Thursday, Sept. 29, 2011
Around my house if Tammy hears something in the middle of the night the first thing she does is check to see if I’m in bed.
If I’m not there she goes back to sleep.
One of the things she’s learned in our 12+ years together is that the combination of a loud noise and me not being in bed means there’s nothing to worry about.
This morning was one of those times.
Thank You Sir, Can I Have Another
Our alarm clock is set to go off 30 minutes before we actually want/have to get up.
Since the clock is on Tammy’s side of the bed, she hits snooze and we grab a few more minutes of sleep only to be awakened by another Top 40, Pop or whatever it’s called today, song blasting through the speakers.
She hits snooze again and we repeat the process 3-4 more times. (Does that make us sadists?)
Due to all of the pillows and blankets on Tammy’s side of the bed I can’t actually see the clock without actually sitting up, which I’m not very fond of doing that early in the morning.
Because Tammy knows I’m not one of those people who can just get up at the same time everyday and would sleep until 9 a.m. if undisturbed, she’s turns into my own personal alarm.
Tammy: It’s five until six.
Me: What? Oh, Ok… (falling back to sleep)
Tammy: It’s six now.
Me: Huh? Crap… I gotta get up.
I’ll Grow Out of It Eventually
With that I begin my awkward morning process that consists of me fumbling around for my glasses, swinging my feet to the floor, shuffling my feet around to find my shorts and my Crocs.
The process doesn’t always follow the same order and can also include any combination of me knocking my glasses on the floor and/or not finding my Crocs or my shorts with my feet.
Any of these additions results in me bending over and feeling around blindly on the floor in attempt to collect my things so I can start my morning.
Warm It Up… I’m About To…
This morning the getting out of bed part was pretty uneventful. It was the getting to the bathroom part that proved to be problematic.

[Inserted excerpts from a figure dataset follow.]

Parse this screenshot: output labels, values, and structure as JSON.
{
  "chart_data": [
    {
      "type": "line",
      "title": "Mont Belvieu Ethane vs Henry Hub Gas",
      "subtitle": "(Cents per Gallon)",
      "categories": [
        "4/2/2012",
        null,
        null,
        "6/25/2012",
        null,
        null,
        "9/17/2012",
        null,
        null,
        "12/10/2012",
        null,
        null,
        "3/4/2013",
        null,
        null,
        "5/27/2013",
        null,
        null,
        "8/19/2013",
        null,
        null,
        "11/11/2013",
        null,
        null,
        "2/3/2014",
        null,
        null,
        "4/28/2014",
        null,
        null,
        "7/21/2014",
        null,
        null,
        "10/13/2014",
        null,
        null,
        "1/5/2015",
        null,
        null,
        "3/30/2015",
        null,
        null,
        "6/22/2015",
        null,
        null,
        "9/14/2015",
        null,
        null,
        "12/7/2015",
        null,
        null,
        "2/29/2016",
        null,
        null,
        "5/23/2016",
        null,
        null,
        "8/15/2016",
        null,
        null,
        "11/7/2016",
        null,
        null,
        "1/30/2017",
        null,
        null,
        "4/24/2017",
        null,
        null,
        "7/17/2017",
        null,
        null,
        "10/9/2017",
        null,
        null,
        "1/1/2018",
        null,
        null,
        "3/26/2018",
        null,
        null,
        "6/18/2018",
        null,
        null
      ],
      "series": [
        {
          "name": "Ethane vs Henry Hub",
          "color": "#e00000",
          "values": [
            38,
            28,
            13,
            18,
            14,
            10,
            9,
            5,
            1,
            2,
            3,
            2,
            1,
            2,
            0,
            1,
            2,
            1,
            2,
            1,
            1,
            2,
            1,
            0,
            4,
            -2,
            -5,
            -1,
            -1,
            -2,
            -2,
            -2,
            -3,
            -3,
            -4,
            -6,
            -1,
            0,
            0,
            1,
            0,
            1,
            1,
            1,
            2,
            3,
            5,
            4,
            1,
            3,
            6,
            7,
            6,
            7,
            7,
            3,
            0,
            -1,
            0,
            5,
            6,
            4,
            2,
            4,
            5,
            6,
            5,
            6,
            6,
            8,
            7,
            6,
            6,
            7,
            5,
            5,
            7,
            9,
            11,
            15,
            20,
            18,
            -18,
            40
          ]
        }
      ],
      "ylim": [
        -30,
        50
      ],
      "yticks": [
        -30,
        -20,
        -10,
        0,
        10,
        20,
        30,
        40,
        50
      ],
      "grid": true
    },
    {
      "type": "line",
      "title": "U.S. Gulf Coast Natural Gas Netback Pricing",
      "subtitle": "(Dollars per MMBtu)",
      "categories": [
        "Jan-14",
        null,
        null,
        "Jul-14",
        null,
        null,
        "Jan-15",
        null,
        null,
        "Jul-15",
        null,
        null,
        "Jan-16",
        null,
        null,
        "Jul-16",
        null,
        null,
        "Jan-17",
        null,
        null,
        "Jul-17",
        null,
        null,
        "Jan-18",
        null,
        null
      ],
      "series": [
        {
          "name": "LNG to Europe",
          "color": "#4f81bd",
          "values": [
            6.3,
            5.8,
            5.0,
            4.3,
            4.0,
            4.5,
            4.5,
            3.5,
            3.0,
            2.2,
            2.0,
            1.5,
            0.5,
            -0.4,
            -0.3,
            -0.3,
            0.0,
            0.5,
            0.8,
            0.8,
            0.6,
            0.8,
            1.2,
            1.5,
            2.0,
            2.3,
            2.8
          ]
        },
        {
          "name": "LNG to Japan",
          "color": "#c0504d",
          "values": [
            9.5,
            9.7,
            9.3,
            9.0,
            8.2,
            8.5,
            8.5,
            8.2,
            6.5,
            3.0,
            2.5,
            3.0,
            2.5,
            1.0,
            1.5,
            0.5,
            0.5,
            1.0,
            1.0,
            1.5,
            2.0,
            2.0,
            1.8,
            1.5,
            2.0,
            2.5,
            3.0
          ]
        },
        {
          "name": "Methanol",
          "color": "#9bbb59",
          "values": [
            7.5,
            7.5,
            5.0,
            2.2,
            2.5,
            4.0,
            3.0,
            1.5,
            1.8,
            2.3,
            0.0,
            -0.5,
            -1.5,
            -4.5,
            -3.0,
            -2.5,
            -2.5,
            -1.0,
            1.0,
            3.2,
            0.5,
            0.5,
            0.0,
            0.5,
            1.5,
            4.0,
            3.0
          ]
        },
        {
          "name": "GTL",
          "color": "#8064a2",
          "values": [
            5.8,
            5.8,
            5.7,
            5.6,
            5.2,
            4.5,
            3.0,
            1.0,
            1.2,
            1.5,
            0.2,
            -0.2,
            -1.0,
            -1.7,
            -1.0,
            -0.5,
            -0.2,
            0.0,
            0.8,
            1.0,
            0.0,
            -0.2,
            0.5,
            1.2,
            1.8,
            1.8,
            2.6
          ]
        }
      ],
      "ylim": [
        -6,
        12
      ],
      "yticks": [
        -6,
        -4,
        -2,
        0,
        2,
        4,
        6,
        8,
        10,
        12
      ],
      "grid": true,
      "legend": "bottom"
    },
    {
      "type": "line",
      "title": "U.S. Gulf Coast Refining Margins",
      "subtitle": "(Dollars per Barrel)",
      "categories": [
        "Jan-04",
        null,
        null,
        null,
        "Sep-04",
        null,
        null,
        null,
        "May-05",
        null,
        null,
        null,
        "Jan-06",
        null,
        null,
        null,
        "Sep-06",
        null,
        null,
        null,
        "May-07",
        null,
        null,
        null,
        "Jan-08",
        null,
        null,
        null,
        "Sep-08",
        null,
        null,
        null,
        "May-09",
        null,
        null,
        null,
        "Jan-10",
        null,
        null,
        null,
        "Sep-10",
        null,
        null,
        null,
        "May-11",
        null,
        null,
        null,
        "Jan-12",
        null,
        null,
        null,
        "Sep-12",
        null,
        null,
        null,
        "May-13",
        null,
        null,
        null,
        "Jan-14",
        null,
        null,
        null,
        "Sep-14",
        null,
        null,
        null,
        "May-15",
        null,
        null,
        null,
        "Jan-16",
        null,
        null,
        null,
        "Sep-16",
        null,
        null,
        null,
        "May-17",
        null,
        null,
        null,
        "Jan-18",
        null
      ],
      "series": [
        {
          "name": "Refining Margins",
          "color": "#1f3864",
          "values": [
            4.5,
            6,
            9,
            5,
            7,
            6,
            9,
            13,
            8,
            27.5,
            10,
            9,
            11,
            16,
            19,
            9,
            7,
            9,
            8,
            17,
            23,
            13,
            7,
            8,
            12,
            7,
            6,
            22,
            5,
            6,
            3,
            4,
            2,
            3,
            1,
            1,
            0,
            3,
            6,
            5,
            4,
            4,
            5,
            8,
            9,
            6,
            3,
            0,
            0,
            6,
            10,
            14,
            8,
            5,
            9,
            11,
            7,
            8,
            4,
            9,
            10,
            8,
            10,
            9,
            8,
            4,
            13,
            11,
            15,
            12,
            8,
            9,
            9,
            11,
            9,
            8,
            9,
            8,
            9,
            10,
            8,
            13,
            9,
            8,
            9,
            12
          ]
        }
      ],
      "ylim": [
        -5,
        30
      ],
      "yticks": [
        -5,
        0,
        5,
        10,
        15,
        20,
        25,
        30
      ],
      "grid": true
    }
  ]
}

As soon as I got out from under the covers I noticed there was a chill in the air. My first thought was to turn on the heater so it wouldn’t be as cold when Tammy got up.
I found the mini flashlight on the table near the thermostat and turned it on so I could see the temperature. It was warmer than I thought so I decided not to turn the heat on.
Then I apparently nodded off when I turned to put the flashlight back on the table. I saw it falling to the ground and was able to catch it. But instead of setting it gently back on the table I set forth a chain reaction of events.
Jason gets up this morning and I hear him whispering.
I was half-asleep and trying to figure out what I heard.
Me: What is he saying? Probably can’t find the remote.
A few seconds later I hear it — BANG — followed by something hitting the floor — CRASH — that was followed by the sound of another something hitting the floor — BANG — and more whispering.
Jason: Sssshhhhhhh… D@mmit… Sorry… Shebasheba…
Like a Row of Dominoes
Instead of putting the flashlight down on the table, I bumped into it and dropped the flashlight.
As I was feeling around for the flashlight, I mumbled to myself that I prolly just woke Tammy up.
Then I heard something hit the table and saw it sliding toward the edge.
I tried to grab it but was too late and it crashed on the floor.
I picked it up, felt around for a spot on the table, bumping into multiple items in the process, while swearing at myself and apologizing to Tammy.
I made sure that nothing else was going to fall and headed off to the shower where I was hoping the hot water would wash the morning’s funk off me.
Tammy’s Take, Pt. II
After I got out of the shower, I decided to ask Jason about the events.
Me: So what did you do this morning that crashed stuff everywhere?
He responded with a dirty look and pursed lips.
Jason: I was checking the thermostat and…
At this point I couldn’t hold back anymore and started snickering because I was picturing everything unfolding.
Jason: What’s so funny?
Me: So you just ran into the table?
Jason: (while walking away) If you’re just gonna laugh then I’m not telling you.
I guess I was right about him hitting the table.
A little while later he tells me about him using the flashlight and starts placing blame.
Jason: It’s all YOUR fault because I was trying to turn the heat on for YOU.
Me: Oh no… this was YOUR fault because I told you last week that I wanted to move the table to the other side of the room.
With that he gave me another one of his looks and walked away.
I walked into a closed door this morning while I was trying to be quiet. Unfortunately, there is no one to blame but myself. Or, I could blame Wonderbutt for making me keep doors closed so he won’t chew up the stuff on the floo- oh, I guess that’s kind of my fault, too.
The other morning I was staggering to the bathroom in the dark. There is a mirror on the bathroom door and the faint morning light from a window was shining on it at just the right angle so that it looked like the door was open. Half asleep, I smacked right into it.